DJAMILA, 2018 | 21 plate, variable edition lithograph mounted on Komatex, with collage, painted map tacks, and gold pins
Artist’s Statement / How the work was made
Dajmila, Inspired by Gillo Pontecorvo’s film “The Battle of Algiers” attempts to show how female combatants in The Battle of Algiers were both aggressors and victims, victimized both by their French adversaries and ostracized by Algerian society. The background references patterning that might be found in religious artwork or in that commissioned by a monarch. This is intended to raise these women out of anonymity and into the spotlight, placing an aura of importance around them. In addition this work references the long history of artists making work depicting Algerian women, such as Delacroix and Picasso. While the anonymous women in the Delacroix and Picasso’s works were shown as sexual objects, the woman in this print defies simple classification. She is both aggressor and victim, existing in a moral grey zone much like the grey tones in which she is shown.
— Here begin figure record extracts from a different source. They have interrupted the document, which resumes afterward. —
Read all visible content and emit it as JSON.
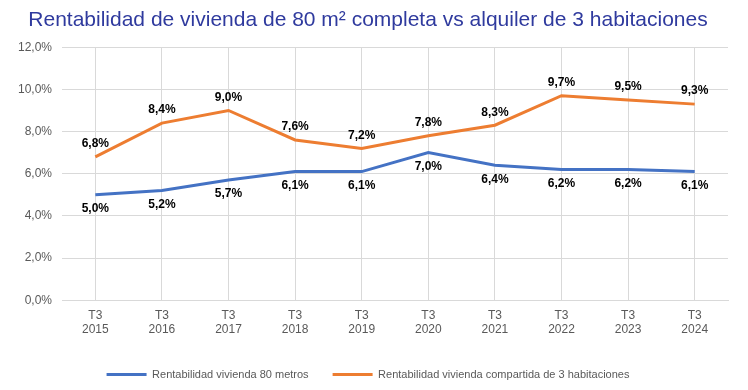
{
  "chart_data": {
    "type": "line",
    "title": "Rentabilidad de vivienda de 80 m² completa vs alquiler de 3 habitaciones",
    "categories": [
      "T3 2015",
      "T3 2016",
      "T3 2017",
      "T3 2018",
      "T3 2019",
      "T3 2020",
      "T3 2021",
      "T3 2022",
      "T3 2023",
      "T3 2024"
    ],
    "series": [
      {
        "name": "Rentabilidad vivienda 80 metros",
        "color": "#4472c4",
        "marker": "none",
        "line_style": "solid",
        "values": [
          5.0,
          5.2,
          5.7,
          6.1,
          6.1,
          7.0,
          6.4,
          6.2,
          6.2,
          6.1
        ],
        "value_labels": [
          "5,0%",
          "5,2%",
          "5,7%",
          "6,1%",
          "6,1%",
          "7,0%",
          "6,4%",
          "6,2%",
          "6,2%",
          "6,1%"
        ]
      },
      {
        "name": "Rentabilidad vivienda compartida de 3 habitaciones",
        "color": "#ed7d31",
        "marker": "none",
        "line_style": "solid",
        "values": [
          6.8,
          8.4,
          9.0,
          7.6,
          7.2,
          7.8,
          8.3,
          9.7,
          9.5,
          9.3
        ],
        "value_labels": [
          "6,8%",
          "8,4%",
          "9,0%",
          "7,6%",
          "7,2%",
          "7,8%",
          "8,3%",
          "9,7%",
          "9,5%",
          "9,3%"
        ]
      }
    ],
    "ylim": [
      0,
      12
    ],
    "yticks": [
      {
        "value": 0,
        "label": "0,0%"
      },
      {
        "value": 2,
        "label": "2,0%"
      },
      {
        "value": 4,
        "label": "4,0%"
      },
      {
        "value": 6,
        "label": "6,0%"
      },
      {
        "value": 8,
        "label": "8,0%"
      },
      {
        "value": 10,
        "label": "10,0%"
      },
      {
        "value": 12,
        "label": "12,0%"
      }
    ],
    "grid": true,
    "legend": "bottom",
    "data_labels": true
  }
}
The image was rendered using traditional lithographic techniques taken to an extreme fruition, afterwards finished with hand applied embellishments. >> Read more.
About Asad Faulwell:
Asad Faulwell is a Southern California based artist who received his BA from UCSB in 2005 and his MFA from Claremont Graduate University in 2008. He was the recipient of a Joan Mitchell Foundation MFA Grant while at CGU in 2008. Since finishing school he has had in solo exhibitions in Los Angeles, New York, Kansas City and Dubai and has taken part in group exhibitions at The Nassau County Art Museum, Nerman Museum of Contemporary Art, OCMA and L.A. Louver among others. His shows have been written about in ArtForum, The New York Times and Harper’s Bazaar Art among others. In 2016 his first monograph entitled “Asad Faulwell: Les Femmes d’Alger” was published by Zero+ Publishing. Asad had his first museum solo show at Nerman MOCA in 2013. In 2018 he will take part in “In the Fields of Empty Days” a group show at LACMA. His work is included in many private collections as well as the permanent collection at Nerman MOCA, LACMA and at OCMA. Asad is represented by Kravets/Wehby Gallery in New York, Denk Gallery in Los Angeles and Lawrie/Shabibi Gallery in Dubai.